2. Find outliers in the test data
The Anomaly app computes the per-row reconstruction error for the test data set. It passes it through the autoencoder model (built on the training data) and computes mean square error (MSE) for each row in the test set.
test_rec_error <- as.data.frame(h2o.anomaly(test_hex, ae_model))
In case you wanted to see the lower-dimensional features created by the auto-encoder deep learning model, here's a way to extract them for a given dataset. This a non-linear dimensionality reduction, similar to PCA, but the values are capped by the activation function (in this case, they range from -1...1)
test_features_deep <- h2o.deepfeatures(test_hex, ae_model, layer=1)
summary(test_features_deep)
3. Visualize the good, the bad and the ugly
We will need a helper function for plotting handwritten digits (adapted from http://www.r-bloggers.com/the-essence-of-a-handwritten-digit/). Don't worry if you don't follow this code...
plotDigit <- function(mydata, rec_error) {
len<-nrow(mydata)
N<-ceiling(sqrt(len))
op <- par(mfrow=c(N,N),pty='s',mar=c(1,1,1,1),xaxt='n',yaxt='n')
for (i in 1:nrow(mydata)) {
colors<-c('white','black')
cus_col<-colorRampPalette(colors=colors)
z<-array(mydata[i,],dim=c(28,28))
z<-z[,28:1]
image(1:28,1:28,z,main=paste0("rec_error: ", round(rec_error[i],4)),col=cus_col(256))
}
on.exit(par(op))
}
plotDigits <- function(data, rec_error, rows) {
row_idx <- order(rec_error[,1],decreasing=F)[rows]
my_rec_error <- rec_error[row_idx,]
my_data <- as.matrix(as.data.frame(data[row_idx,]))
plotDigit(my_data, my_rec_error)
}
Let's look at the test set points with low/median/high reconstruction errors. We will now visualize the original test set points and their reconstructions obtained by propagating them through the narrow neural net.
test_recon <- h2o.predict(ae_model, test_hex)
summary(test_recon)
The good
Let's plot the 25 digits with lowest reconstruction error. First we plot the reconstruction, then the original scanned images.
plotDigits(test_recon, test_rec_error, c(1:25))
plotDigits(test_hex, test_rec_error, c(1:25))
Clearly, a well-written digit 1 appears in both the training and testing set, and is easy to reconstruct by the autoencoder with minimal reconstruction error. Nothing is as easy as a straight line.
The bad
Now let's look at the 25 digits with median reconstruction error.
plotDigits(test_recon, test_rec_error, c(4988:5012))
plotDigits(test_hex, test_rec_error, c(4988:5012))
These test set digits look "normal" - it is plausible that they resemble digits from the training data to a large extent, but they do have some particularities that cause some reconstruction error.
The ugly
And here are the biggest outliers - The 25 digits with highest reconstruction error!
plotDigits(test_recon, test_rec_error, c(9976:10000))
plotDigits(test_hex, test_rec_error, c(9976:10000))

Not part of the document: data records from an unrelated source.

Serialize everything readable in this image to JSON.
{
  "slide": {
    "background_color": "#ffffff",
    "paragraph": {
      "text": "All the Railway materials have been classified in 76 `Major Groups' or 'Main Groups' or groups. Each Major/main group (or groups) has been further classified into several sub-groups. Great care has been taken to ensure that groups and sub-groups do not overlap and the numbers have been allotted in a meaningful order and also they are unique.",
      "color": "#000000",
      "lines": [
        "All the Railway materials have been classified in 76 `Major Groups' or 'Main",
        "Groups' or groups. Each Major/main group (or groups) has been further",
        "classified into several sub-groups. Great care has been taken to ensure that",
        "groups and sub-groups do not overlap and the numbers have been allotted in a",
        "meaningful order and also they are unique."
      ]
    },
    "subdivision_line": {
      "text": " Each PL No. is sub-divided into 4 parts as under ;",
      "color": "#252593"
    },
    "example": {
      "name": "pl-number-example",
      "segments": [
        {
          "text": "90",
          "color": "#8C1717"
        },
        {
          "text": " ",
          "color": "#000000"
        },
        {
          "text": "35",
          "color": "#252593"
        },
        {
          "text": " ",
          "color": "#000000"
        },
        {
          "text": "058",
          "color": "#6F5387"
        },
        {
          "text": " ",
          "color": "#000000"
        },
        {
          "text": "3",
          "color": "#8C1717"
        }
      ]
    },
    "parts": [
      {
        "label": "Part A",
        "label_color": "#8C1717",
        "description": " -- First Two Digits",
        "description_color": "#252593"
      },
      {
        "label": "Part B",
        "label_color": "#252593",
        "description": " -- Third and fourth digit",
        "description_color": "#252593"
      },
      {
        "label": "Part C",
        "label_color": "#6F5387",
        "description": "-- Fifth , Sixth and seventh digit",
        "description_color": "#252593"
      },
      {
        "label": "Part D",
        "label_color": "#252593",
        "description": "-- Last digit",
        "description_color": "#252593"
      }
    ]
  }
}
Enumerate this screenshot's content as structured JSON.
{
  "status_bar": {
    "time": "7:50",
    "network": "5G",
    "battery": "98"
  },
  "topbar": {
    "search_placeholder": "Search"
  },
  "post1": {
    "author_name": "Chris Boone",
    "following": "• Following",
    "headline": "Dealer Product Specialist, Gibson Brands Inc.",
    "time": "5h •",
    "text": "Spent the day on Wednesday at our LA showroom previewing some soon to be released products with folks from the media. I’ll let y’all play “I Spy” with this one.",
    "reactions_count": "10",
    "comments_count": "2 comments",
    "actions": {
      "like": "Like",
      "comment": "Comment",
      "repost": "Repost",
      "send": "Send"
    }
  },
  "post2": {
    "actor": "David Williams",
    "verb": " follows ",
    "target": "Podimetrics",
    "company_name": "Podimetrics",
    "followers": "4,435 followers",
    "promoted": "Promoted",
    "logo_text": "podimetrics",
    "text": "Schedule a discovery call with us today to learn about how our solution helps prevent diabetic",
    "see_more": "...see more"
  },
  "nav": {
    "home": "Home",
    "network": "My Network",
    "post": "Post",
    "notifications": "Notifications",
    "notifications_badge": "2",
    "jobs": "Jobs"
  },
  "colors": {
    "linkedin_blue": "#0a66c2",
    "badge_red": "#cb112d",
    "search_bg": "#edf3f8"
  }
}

Now here are some pretty ugly digits that are plausibly not commonly found in the training data - some are even hard to classify by humans.
Voila!
We were able to find outliers with H2O Deep Learning Auto-Encoder models. We would love to hear your usecase for Anomaly detection.
Note: Every run of DeepLearning results in different results since we use Hogwild! parallelization with intentional race conditions between threads. To get reproducible results at the expense of speed for small datasets, set reproducible=T and specify a seed.